In the log file you will find this: “The hash value is not correct.”

What you can do to resolve this? Two  things:

  1. to update your distribution point with the latest version of the packages. To be sure the package was updated successfully, you can put a txt file somewhere and verify if it is on the DP.
  2. modify the advertisement to not download the files locally but access the files directly from the DP, although I’d not recommend it.

“The ConfigMgr Provider reported an error”

~ Vitalie Ciobanu

Today I came across an interesting problem in ConfigMgr while creating a Windows Vista image of reference computer. And again, ConfigMgr 2007 displays the error with not much intuitive help.

I’m using Microsoft Deployment Toolkit 2008 with ConfigMgr 2007 when I need to deploy an operating system. At the end of the imported Task Sequence, after the wizards creates the .wim image, it copies the image to a share specified by me. During this step I received the following error: “Error while importing Microsoft Deployment Toolkit Task Sequence. Details: The ConfigMgr Provider reported an error”.

Checking smsprov.log I have found the error code – 5. Yes, 5 :). From the log file: “Failed to make a copy of the source WIM file due to error 5”. Nice… what could I say? Shortly, error 5 is about permissions.

I started to play with share permission. Granted read permission to admin account I was using and to the ConfigMgr computer account but I had no success. Granted full control permissions to these accounts. Same error :(.

Well, the problem was because ConfigMgr is accessing local shares using NT AUTHORITYSYSTEM account and not computer account (the shared folder was on the same computer). I granted full control permissions to SYSTEM account and next time I run the task sequence to create an image of the reference computer, it was ok and the image was copied to my shared folder.

Using Group Policy to deploy Office 2007

~ Vitalie Ciobanu

Last week I tested how Office 2007 installs via Group Policy.

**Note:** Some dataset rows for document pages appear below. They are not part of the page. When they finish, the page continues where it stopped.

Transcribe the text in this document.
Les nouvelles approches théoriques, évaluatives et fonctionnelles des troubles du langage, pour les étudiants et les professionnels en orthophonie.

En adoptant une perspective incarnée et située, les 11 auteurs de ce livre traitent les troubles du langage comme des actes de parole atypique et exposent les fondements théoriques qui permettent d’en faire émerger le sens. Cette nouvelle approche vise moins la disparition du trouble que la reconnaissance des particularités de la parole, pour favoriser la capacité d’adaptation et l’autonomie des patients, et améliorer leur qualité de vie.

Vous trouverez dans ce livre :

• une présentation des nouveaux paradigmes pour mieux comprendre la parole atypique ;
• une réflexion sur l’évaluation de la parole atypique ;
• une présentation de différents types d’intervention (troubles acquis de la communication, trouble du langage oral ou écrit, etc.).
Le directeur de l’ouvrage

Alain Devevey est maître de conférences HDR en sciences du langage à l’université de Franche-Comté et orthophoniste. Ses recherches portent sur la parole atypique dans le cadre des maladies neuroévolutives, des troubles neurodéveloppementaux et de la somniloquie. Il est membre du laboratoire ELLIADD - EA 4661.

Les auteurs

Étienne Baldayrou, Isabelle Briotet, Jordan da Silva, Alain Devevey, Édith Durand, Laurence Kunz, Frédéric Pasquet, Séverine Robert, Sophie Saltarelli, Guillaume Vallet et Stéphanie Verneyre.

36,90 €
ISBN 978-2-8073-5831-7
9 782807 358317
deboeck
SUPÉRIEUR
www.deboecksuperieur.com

I created a software installation package and it worked successful; except the fact that it is not fully installed when a user logs on and that it will not upgrade (or remove) the existing version of Office even if I added the Office 2003 package that should be upgraded. After the Office 2007 installs, the users will have both version of Office – 2007 and 2003.

This is because Microsoft changed a little the way Office 2007 installs; and here they explain why they did this. Bellow are some considerations from that article:

  • Difficulties with scheduling installation, consistently managing network bandwidth, and providing feedback on the status of the installation.
  • Limited ability to customize features or user settings before installation of the 2007 Office system. You cannot use Office Customization Tool to create an .msp file. All customizations have to be made in the Config.xml file.

So, the best way to install Office 2007 in a medium organization is to use System Center Essentials or Configuration Manager in a large organization. Using these tools you can know exactly what features to install, when to install and how to install or upgrade Office 2007 suite.

Group Policy – User Configuration Logon script

~ Vitalie Ciobanu

Something I have learned the other day…

I had to install a small .msi using Group Policy, using a logon script. As it was a small package and not very important, I used a User Configuration Logon script.I created and linked a new GPO to a specific OU with some users (with no admin privileges) and client computers only. The script run well and the package installed very quickly on all machines in that OU.

The problem was that I have another OU with member servers and at the moment I logged on to one server using a normal user account, I had the package installed right after first logon. This is because I configured User Configuration logon script instead of Computer Configuration startup script.

What I’ve learned? That I should plan more careful even the installation of a small package.